A questão é que, partindo destes princípios, tal não deverá acontecer, já que o estado será sempre uma entidade mandatada e não com "vida própria". Além disso, o facto de se partir de muito poucas competências, e definindo a unanimidade como mecanismo de mudança, garantirá à partida que o estado se manterá pequeno e que nunca terá ao seu dispôr meios que lhe possibilitem ganhar vontade própria contra os cidadãos que lhe dão sustento político.

Snowball disse...

"A questão é que, partindo destes princípios, tal não deverá acontecer, já que o estado será sempre uma entidade mandatada e não com "vida própria". Além disso, o facto de se partir de muito poucas competências, e definindo a unanimidade como mecanismo de mudança, garantirá à partida que o estado se manterá pequeno e que nunca terá ao seu dispôr meios que lhe possibilitem ganhar vontade própria contra os cidadãos que lhe dão sustento político."

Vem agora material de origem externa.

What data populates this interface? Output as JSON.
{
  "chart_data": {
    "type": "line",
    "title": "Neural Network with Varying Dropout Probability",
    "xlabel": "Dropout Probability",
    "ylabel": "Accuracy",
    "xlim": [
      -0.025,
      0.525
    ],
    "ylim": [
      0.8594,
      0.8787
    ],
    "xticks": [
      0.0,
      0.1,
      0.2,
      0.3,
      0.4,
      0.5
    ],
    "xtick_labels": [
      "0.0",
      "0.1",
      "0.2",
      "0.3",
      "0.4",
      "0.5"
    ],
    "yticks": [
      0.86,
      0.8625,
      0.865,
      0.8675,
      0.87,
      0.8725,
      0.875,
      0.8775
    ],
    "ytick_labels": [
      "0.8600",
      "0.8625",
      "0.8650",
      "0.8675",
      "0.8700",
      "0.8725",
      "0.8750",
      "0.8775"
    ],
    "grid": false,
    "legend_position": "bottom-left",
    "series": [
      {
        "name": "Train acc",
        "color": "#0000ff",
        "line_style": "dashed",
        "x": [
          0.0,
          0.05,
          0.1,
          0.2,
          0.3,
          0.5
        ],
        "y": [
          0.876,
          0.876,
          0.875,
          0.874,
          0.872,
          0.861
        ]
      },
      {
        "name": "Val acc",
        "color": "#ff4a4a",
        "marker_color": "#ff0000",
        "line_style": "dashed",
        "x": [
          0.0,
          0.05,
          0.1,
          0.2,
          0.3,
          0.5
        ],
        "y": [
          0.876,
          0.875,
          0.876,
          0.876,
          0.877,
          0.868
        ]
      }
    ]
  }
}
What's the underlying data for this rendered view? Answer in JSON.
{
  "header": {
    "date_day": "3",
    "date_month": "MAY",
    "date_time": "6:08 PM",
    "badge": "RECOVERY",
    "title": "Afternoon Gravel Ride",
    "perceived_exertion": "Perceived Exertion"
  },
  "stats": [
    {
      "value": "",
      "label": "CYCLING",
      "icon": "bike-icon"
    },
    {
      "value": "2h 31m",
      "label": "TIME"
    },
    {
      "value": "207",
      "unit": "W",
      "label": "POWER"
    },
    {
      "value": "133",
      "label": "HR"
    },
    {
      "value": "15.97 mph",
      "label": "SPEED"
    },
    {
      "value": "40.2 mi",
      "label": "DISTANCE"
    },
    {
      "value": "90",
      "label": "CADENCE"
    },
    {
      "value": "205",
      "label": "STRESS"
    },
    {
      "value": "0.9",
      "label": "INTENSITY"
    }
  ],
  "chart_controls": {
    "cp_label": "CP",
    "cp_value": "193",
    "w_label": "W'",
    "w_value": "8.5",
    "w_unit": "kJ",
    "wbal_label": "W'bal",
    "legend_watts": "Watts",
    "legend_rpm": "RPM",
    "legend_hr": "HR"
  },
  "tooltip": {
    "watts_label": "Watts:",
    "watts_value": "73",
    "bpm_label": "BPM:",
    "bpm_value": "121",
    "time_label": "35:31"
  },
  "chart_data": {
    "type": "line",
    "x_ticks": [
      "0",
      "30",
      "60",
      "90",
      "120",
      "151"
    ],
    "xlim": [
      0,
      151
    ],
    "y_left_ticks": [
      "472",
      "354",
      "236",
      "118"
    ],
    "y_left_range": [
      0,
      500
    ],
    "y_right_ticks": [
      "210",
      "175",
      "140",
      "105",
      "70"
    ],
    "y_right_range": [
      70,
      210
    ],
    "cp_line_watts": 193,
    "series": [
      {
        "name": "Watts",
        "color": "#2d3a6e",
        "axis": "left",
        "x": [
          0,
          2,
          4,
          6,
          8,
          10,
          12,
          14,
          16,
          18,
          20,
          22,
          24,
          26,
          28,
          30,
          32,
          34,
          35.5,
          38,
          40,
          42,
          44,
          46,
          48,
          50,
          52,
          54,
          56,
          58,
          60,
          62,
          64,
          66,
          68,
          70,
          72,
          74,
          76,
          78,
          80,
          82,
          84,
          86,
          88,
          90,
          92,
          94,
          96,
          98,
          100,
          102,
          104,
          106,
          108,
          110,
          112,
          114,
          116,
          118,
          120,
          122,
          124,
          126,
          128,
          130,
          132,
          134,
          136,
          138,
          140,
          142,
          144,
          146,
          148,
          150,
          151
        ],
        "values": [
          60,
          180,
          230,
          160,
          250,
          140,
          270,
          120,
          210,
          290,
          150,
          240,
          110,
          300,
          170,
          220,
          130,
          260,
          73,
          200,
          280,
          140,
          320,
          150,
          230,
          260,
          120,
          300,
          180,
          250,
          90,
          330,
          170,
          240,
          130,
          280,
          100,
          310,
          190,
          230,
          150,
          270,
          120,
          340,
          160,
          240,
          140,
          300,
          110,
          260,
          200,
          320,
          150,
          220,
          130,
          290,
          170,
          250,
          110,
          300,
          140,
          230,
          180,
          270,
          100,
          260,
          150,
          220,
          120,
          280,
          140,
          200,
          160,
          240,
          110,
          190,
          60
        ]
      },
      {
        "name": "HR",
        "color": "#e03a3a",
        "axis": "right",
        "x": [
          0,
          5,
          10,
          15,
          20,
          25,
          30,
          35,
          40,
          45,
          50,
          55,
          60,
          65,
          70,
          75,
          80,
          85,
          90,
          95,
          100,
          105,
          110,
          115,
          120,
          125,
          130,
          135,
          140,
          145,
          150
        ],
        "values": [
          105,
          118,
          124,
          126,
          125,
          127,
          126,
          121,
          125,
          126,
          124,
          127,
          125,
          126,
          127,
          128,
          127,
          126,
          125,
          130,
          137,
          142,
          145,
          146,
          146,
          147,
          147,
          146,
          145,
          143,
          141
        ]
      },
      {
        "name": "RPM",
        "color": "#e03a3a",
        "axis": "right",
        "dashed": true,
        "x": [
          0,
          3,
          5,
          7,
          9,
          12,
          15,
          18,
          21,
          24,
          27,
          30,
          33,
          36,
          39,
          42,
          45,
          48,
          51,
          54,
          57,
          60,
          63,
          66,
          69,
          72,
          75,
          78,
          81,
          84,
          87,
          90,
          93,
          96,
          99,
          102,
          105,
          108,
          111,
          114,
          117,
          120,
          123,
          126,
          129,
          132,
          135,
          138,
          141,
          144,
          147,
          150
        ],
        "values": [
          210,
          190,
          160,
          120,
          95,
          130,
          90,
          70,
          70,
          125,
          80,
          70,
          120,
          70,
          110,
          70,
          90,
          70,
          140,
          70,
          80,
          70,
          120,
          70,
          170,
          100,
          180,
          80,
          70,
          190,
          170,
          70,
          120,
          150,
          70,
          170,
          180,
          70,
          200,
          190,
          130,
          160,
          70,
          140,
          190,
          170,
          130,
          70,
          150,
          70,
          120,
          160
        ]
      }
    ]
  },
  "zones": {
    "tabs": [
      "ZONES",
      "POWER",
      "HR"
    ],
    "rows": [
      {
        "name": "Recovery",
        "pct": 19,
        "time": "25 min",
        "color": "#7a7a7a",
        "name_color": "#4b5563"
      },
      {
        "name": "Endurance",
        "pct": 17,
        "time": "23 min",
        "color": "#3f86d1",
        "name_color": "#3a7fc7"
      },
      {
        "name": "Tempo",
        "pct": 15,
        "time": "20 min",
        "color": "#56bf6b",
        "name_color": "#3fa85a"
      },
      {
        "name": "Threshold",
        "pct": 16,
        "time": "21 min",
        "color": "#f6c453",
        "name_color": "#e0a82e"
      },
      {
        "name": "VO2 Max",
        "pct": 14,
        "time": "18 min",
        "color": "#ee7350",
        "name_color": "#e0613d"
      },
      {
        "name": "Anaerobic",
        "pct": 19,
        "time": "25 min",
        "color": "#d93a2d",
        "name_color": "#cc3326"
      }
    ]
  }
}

Eu compreendo isso. A questão é que a pertença é quase (?) coerciva. Quem não concordar com os termos da maioria, abdica da protecção do Estado, e essa mesma maioria pode simplesmente expropriar os bens (e não pode recorrer ao Estado, pois rejeitou a sua pertença a este).

Pensando bem nisto, é mais ou menos o que acontece - pertencemos à força ao Estado...

Voltando um pouco atrás, considero uma boa análise "ao que é".
Mas acho que a análise "ao que deveria ser" é igualmente importante - pois é ela que vai (ou melhor, que se pretende que vá) sair da vontade da maioria (de preferencia, de uma larga maioria).

JLP disse...

"Quem não concordar com os termos da maioria, abdica da protecção do Estado, e essa mesma maioria pode simplesmente expropriar os bens (e não pode recorrer ao Estado, pois rejeitou a sua pertença a este)."

Estás a falar no momento da definição do contrato social ou à posteriori?

É que, se fosse à posteriori, esse problema não se põe. A propriedade é absoluta, o estado vela por ela (como critério mínimo desse contrato social), e qualquer alteração obriga à unanimidade (logo, não pode haver uma expropriação pela maioria). Se for no momento da definição do contracto social, o que pode acontecer é que, à falta da existência de um consenso, pode haver um grupo significativo que opte por estabelecer esse contrato, que não vincula os demais, criando uma "ilha de sociedade" no meio do caos.

Naturalmente, a ameaça que isso pode constituir para os que não aderiram ao contrato (uma vez que a relação destes para com os outros continuará a ser a lei do mais forte), deve constituir um incentivo para estes aderirem ao referido contrato social, e engradecerem os números que a ele aderem. Mas, lá está, isso dependerá da motivação que tiverem para o consenso. Se forem mais fortes do que os demais, e eventualmente com mais propriedade, podem achar que se safam sozinhos.